The emergence of multiple drug-resistant (MDR) bacteria is a growing public health problem. The objective of this retrospective study was to identify risk factors associated with MDR Escherichia coli infection of the urinary tract in cats. All cats presenting with an E coli urinary infection between March 2010 and December 2012 were included and divided into two groups: an MDR group and a non-MDR group. The effects of different variables on the occurrence of an MDR E coli infection were evaluated: age, sex, additional diseases, number of antibiotics and number of days of hospitalisation. Fifty-two cats were identified (10 MDR and 42 non-MDR). The number of antibiotic groups used within the last 3 months was associated with an increased risk of MDR E coli urinary infection (P = 0.007). The association of the number of days of hospitalisation within the last 3 months and the increased risk of MDR E coli urinary infection did not reach significance (P = 0.090). This study provides evidence that systematic urinary culture with antibiotic sensitivity testing should be recommended when treating urinary tract infections if antibiotics have been prescribed within the past 3 months. Moreover, the selection of MDR bacteria through antibiotic use should be considered as a potential risk associated with treatment.
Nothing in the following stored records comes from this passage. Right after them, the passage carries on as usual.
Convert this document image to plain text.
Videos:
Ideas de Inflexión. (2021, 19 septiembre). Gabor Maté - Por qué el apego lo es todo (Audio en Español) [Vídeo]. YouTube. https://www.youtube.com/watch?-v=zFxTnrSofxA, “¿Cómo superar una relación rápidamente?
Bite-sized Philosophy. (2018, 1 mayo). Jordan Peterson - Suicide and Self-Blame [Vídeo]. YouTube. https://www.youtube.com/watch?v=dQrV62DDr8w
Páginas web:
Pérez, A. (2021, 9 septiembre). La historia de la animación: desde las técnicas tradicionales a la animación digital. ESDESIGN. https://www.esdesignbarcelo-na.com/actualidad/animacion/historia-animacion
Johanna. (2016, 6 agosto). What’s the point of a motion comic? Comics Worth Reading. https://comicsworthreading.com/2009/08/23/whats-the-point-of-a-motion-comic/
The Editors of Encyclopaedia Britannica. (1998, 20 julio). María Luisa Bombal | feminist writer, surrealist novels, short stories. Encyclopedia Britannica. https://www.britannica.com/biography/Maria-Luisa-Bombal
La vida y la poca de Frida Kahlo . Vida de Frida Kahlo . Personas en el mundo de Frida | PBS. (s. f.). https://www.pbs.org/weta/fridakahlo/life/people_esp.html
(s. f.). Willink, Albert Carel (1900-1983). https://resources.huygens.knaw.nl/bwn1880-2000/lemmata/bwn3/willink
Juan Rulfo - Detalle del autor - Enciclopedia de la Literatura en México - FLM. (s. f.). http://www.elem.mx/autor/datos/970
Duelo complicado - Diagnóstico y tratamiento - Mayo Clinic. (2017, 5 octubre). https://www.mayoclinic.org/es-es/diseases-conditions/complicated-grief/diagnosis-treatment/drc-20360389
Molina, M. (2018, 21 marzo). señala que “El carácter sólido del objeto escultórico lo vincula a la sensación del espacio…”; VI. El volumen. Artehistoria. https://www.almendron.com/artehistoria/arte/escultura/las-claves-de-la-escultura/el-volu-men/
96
多重耐药(MDR)细菌的出现是一个日益严重的公共卫生问题。这项回顾性研究的目的是确定与猫泌尿系统MDR大肠杆菌感染相关的风险因素。纳入了2010年3月至2012年12月期间所有出现大肠杆菌泌尿系统感染的猫,并将其分为两组:MDR组和非MDR组。评估了不同变量对MDR大肠杆菌感染发生的影响:年龄、性别、其他疾病、抗生素使用数量和住院天数。共确定了52只猫(10只MDR猫和42只非MDR猫)。过去3个月内使用的抗生素组数量与MDR大肠杆菌泌尿系统感染风险增加相关(P = 0.007)。过去3个月内的住院天数与MDR大肠杆菌泌尿系统感染风险增加之间的关联未达到显著水平(P = 0.090)。这项研究提供了证据,表明如果在过去3个月内已开具抗生素处方,那么在治疗泌尿系统感染时应建议进行系统的尿培养及抗生素敏感性测试。此外,通过使用抗生素选择MDR细菌应被视为与治疗相关的潜在风险。